A new report has predicted COVID-19 will spell the demise of regional universities and the traditional university experience as students demand digital, on-demand and almost-free tertiary education.
And they believe further education will be increasingly tied to employers with on-the-job learning and micro-qualifications as employment needs change becoming more prevalent.
The EY Australia report, based on interviews with 32 vice chancellors and experts from Australia and New Zealand, also reveals few think university student numbers will return to the pre-pandemic peak of 2019 and institutions will have to find other income streams that place less reliance on government funding and international student payments.
EY (formerly Ernst & Young) Global Head of Education and report author Catherine Friday said research showed almost two thirds of Australians who were looking to study would consider enrolling themselves in online learning anywhere in the world.

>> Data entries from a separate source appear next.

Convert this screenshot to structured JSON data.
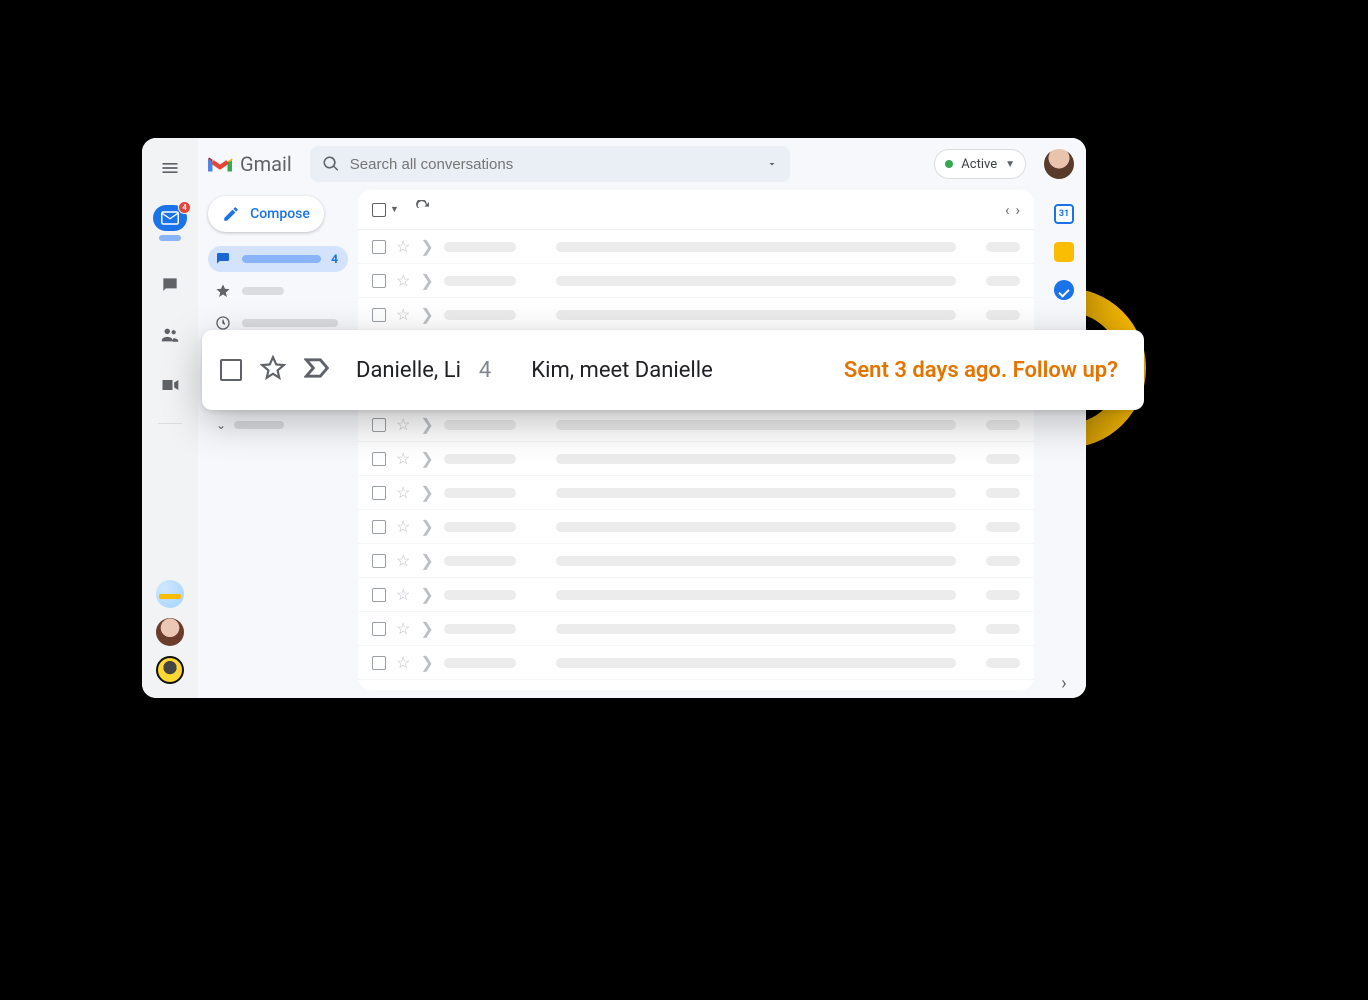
{
  "app": {
    "name": "Gmail"
  },
  "rail": {
    "mail_badge": "4"
  },
  "search": {
    "placeholder": "Search all conversations"
  },
  "status": {
    "label": "Active"
  },
  "compose": {
    "label": "Compose"
  },
  "sidebar": {
    "inbox_count": "4"
  },
  "sidepanel": {
    "calendar_day": "31"
  },
  "highlight": {
    "sender": "Danielle, Li",
    "count": "4",
    "subject": "Kim, meet Danielle",
    "nudge": "Sent 3 days ago. Follow up?"
  }
}
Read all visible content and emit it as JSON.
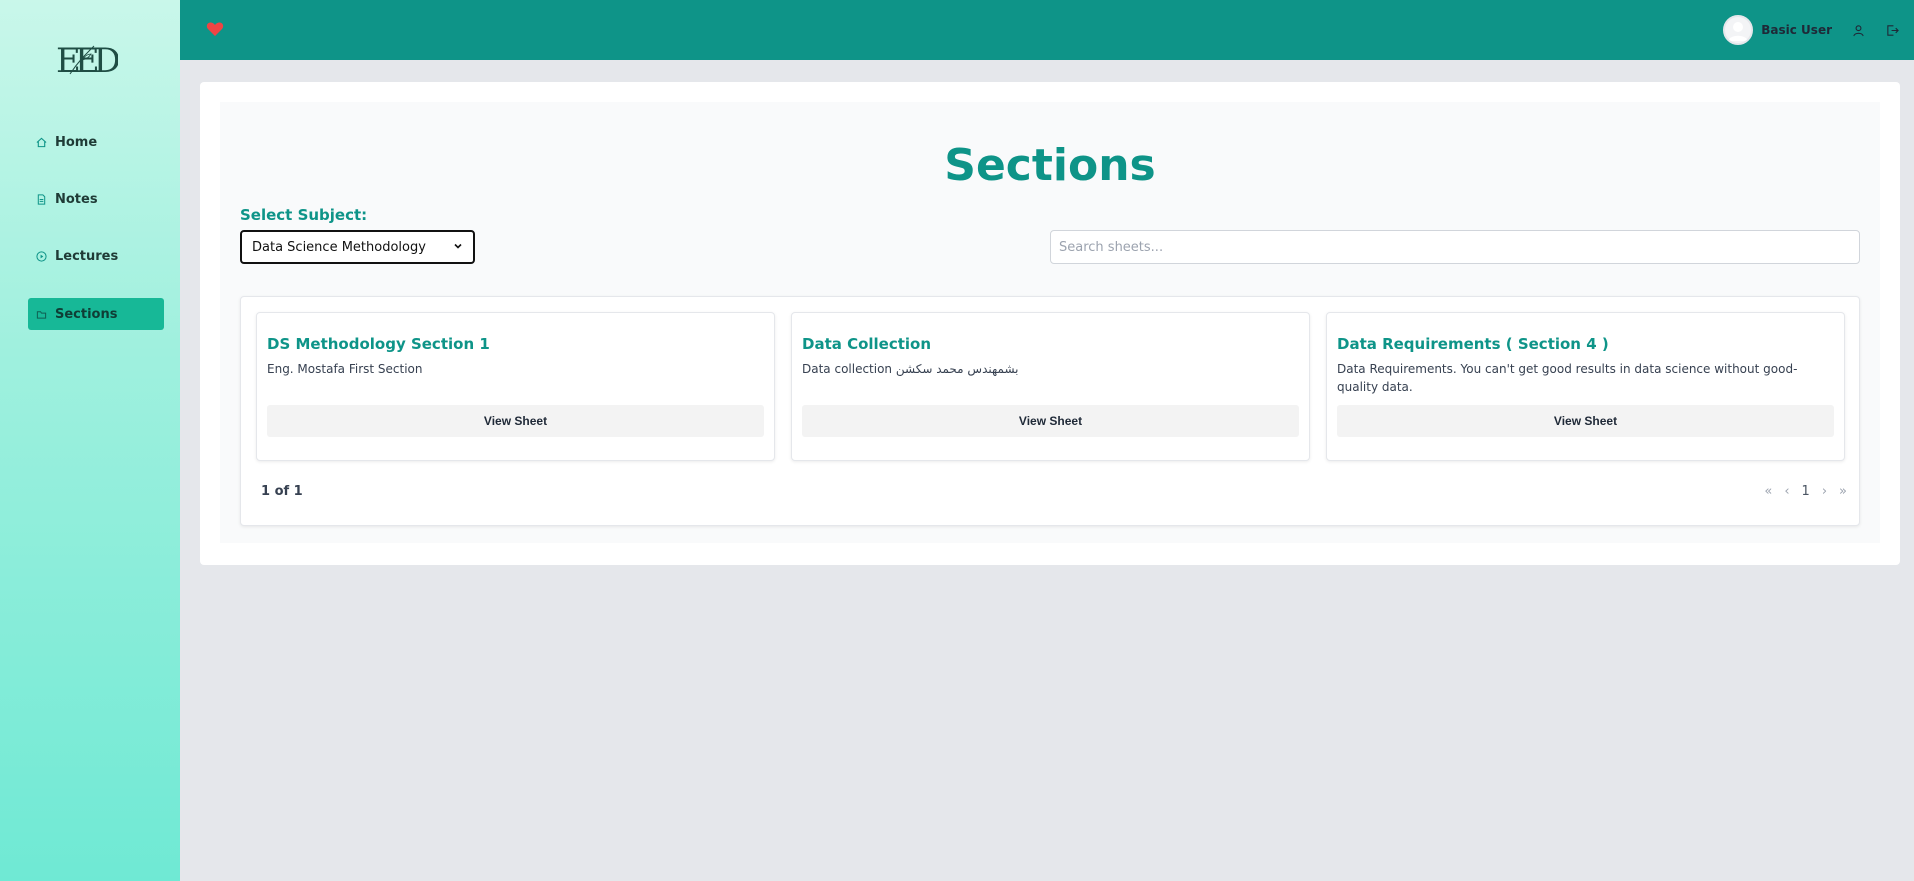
{
  "sidebar": {
    "logo": "EED",
    "items": [
      {
        "label": "Home",
        "icon": "home-icon"
      },
      {
        "label": "Notes",
        "icon": "document-icon"
      },
      {
        "label": "Lectures",
        "icon": "play-circle-icon"
      },
      {
        "label": "Sections",
        "icon": "folder-icon",
        "active": true
      }
    ]
  },
  "header": {
    "heart_icon": "heart-icon",
    "user_name": "Basic User",
    "profile_icon": "user-icon",
    "logout_icon": "logout-icon"
  },
  "main": {
    "title": "Sections",
    "subject_label": "Select Subject:",
    "subject_selected": "Data Science Methodology",
    "search_placeholder": "Search sheets...",
    "cards": [
      {
        "title": "DS Methodology Section 1",
        "description": "Eng. Mostafa First Section",
        "button": "View Sheet"
      },
      {
        "title": "Data Collection",
        "description": "Data collection بشمهندس محمد سكشن",
        "button": "View Sheet"
      },
      {
        "title": "Data Requirements ( Section 4 )",
        "description": "Data Requirements. You can't get good results in data science without good-quality data.",
        "button": "View Sheet"
      }
    ],
    "pagination": {
      "info": "1 of 1",
      "first": "«",
      "prev": "‹",
      "current": "1",
      "next": "›",
      "last": "»"
    }
  },
  "colors": {
    "accent": "#0e9488",
    "active_nav": "#17b897",
    "heart": "#ef4444"
  }
}
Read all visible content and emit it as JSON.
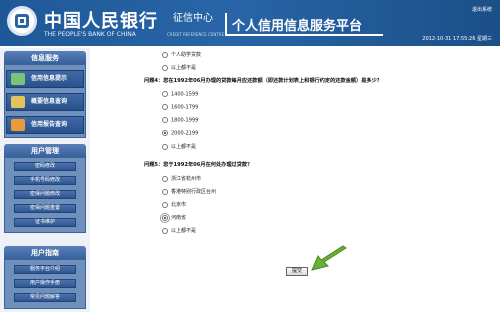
{
  "header": {
    "bank_name_cn": "中国人民银行",
    "center_name_cn": "征信中心",
    "bank_name_en": "THE PEOPLE'S BANK OF CHINA",
    "center_name_en": "CREDIT REFERENCE CENTRE",
    "system_title": "个人信用信息服务平台",
    "logout": "退出系统",
    "datetime": "2012-10-31 17:55:26 星期三"
  },
  "sidebar": {
    "section1_title": "信息服务",
    "info_items": [
      "信用信息提示",
      "概要信息查询",
      "信用报告查询"
    ],
    "section2_title": "用户管理",
    "user_items": [
      "密码修改",
      "手机号码修改",
      "密保问题修改",
      "密保问题重置",
      "证书维护"
    ],
    "section3_title": "用户指南",
    "guide_items": [
      "服务平台介绍",
      "用户操作手册",
      "常见问题解答"
    ]
  },
  "content": {
    "top_options": [
      "个人助学贷款",
      "以上都不是"
    ],
    "q4": {
      "text": "问题4：您在1992年06月办理的贷款每月应还款额（即还款计划表上和银行约定的还款金额）是多少？",
      "options": [
        "1400-1599",
        "1600-1799",
        "1800-1999",
        "2000-2199",
        "以上都不是"
      ],
      "selected_index": 3
    },
    "q5": {
      "text": "问题5：您于1992年06月在何处办理过贷款？",
      "options": [
        "浙江省杭州市",
        "香港特别行政区台州",
        "北京市",
        "河南省",
        "以上都不是"
      ],
      "selected_index": 3
    },
    "confirm_label": "提交"
  },
  "colors": {
    "header_blue": "#2865a8",
    "sidebar_blue": "#2f578f",
    "arrow_green": "#6cae3a"
  }
}
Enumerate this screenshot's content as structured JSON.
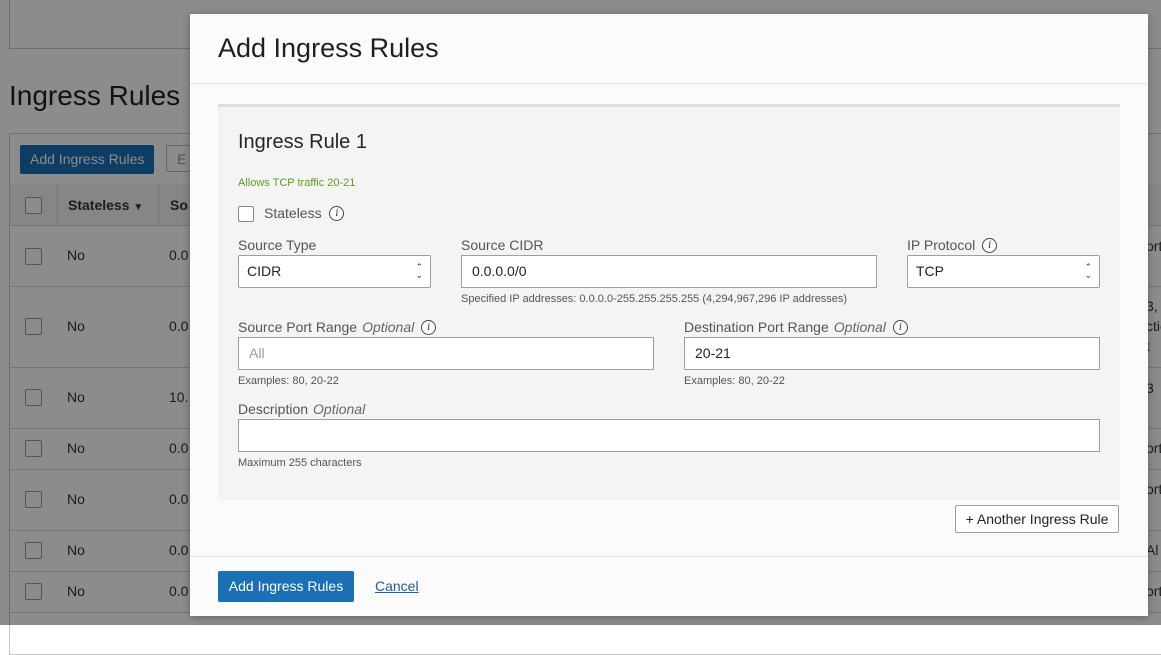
{
  "background": {
    "page_title": "Ingress Rules",
    "add_button": "Add Ingress Rules",
    "filter_placeholder": "E",
    "columns": {
      "stateless": "Stateless",
      "source": "So"
    },
    "rows": [
      {
        "stateless": "No",
        "source": "0.0",
        "right": "ort"
      },
      {
        "stateless": "No",
        "source": "0.0",
        "right": "3,"
      },
      {
        "stateless": "No",
        "source": "10.",
        "right": "3"
      },
      {
        "stateless": "No",
        "source": "0.0",
        "right": "ort"
      },
      {
        "stateless": "No",
        "source": "0.0",
        "right": "ort"
      },
      {
        "stateless": "No",
        "source": "0.0",
        "right": "Al"
      },
      {
        "stateless": "No",
        "source": "0.0",
        "right": "ort"
      }
    ],
    "row2_extra": [
      "ctic",
      "t"
    ]
  },
  "modal": {
    "title": "Add Ingress Rules",
    "rule": {
      "title": "Ingress Rule 1",
      "summary": "Allows TCP traffic 20-21",
      "stateless_label": "Stateless",
      "source_type": {
        "label": "Source Type",
        "value": "CIDR"
      },
      "source_cidr": {
        "label": "Source CIDR",
        "value": "0.0.0.0/0",
        "hint": "Specified IP addresses: 0.0.0.0-255.255.255.255 (4,294,967,296 IP addresses)"
      },
      "ip_protocol": {
        "label": "IP Protocol",
        "value": "TCP"
      },
      "source_port_range": {
        "label": "Source Port Range",
        "optional": "Optional",
        "placeholder": "All",
        "hint": "Examples: 80, 20-22"
      },
      "destination_port_range": {
        "label": "Destination Port Range",
        "optional": "Optional",
        "value": "20-21",
        "hint": "Examples: 80, 20-22"
      },
      "description": {
        "label": "Description",
        "optional": "Optional",
        "value": "",
        "hint": "Maximum 255 characters"
      }
    },
    "another_rule_button": "+ Another Ingress Rule",
    "footer": {
      "submit": "Add Ingress Rules",
      "cancel": "Cancel"
    }
  },
  "icons": {
    "info": "i",
    "select_arrows": "up-down-chevron"
  },
  "colors": {
    "primary": "#1a6fb5",
    "summary_green": "#5a9e20",
    "link": "#1a5fa8"
  }
}
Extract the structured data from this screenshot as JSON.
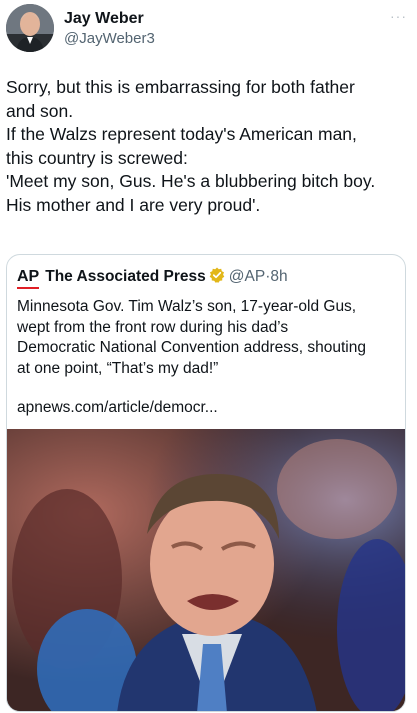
{
  "author": {
    "name": "Jay Weber",
    "handle": "@JayWeber3"
  },
  "more_menu": "···",
  "tweet_lines": [
    "Sorry, but this is embarrassing for both father",
    "and son.",
    "If the Walzs represent today's American man,",
    "this country is screwed:",
    "'Meet my son, Gus. He's a blubbering bitch boy.",
    "His mother and I are very proud'."
  ],
  "quoted": {
    "logo": "AP",
    "name": "The Associated Press",
    "handle": "@AP",
    "separator": "·",
    "time": "8h",
    "lines": [
      "Minnesota Gov. Tim Walz’s son, 17-year-old Gus,",
      "wept from the front row during his dad’s",
      "Democratic National Convention address, shouting",
      "at one point, “That’s my dad!”"
    ],
    "link": "apnews.com/article/democr..."
  },
  "colors": {
    "verified": "#e2b719",
    "ap_red": "#e01e25",
    "secondary_text": "#536471"
  }
}
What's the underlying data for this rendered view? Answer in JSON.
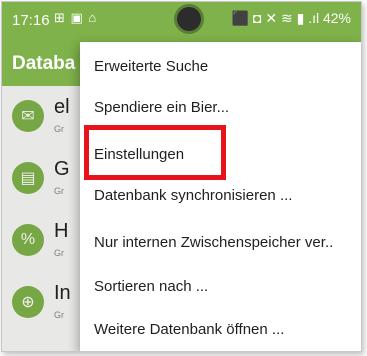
{
  "statusbar": {
    "time": "17:16",
    "left_icons": "⊞ ▣ ⌂",
    "right_text": "⬛ ◘ ✕ ≋ ▮ .ıl 42%"
  },
  "toolbar": {
    "title": "Databa"
  },
  "entries": [
    {
      "title": "el",
      "sub": "Gr",
      "icon": "✉"
    },
    {
      "title": "G",
      "sub": "Gr",
      "icon": "▤"
    },
    {
      "title": "H",
      "sub": "Gr",
      "icon": "%"
    },
    {
      "title": "In",
      "sub": "Gr",
      "icon": "⊕"
    }
  ],
  "menu": {
    "items": [
      "Erweiterte Suche",
      "Spendiere ein Bier...",
      "Einstellungen",
      "Datenbank synchronisieren ...",
      "Nur internen Zwischenspeicher ver..",
      "Sortieren nach ...",
      "Weitere Datenbank öffnen ..."
    ]
  },
  "colors": {
    "accent": "#7fb24a",
    "highlight": "#e8131a"
  }
}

But Federation University vice chancellor Professor Duncan Bentley is looking on the bright side, at the opportunities that future requirements offer to institutions willing to step up and meet the evolving needs.
"There is no doubt that COVID has had a significant impact on the whole university sector in Australia but where there are challenges, there are also opportunities," Professor Bentley said.
"Being a regional university gives us an advantage. We are more connected to our communities and have strong partnerships with government and our region's local employers."
Professor Bentley said Federation University had been working to reimagine what university and learning should be in response to the challenges thrown up by COVID over the past 18 months.
"Our plans for growth will transform the way our regions think of their own development and meeting the challenges of lifelong learning and multiple careers," he said.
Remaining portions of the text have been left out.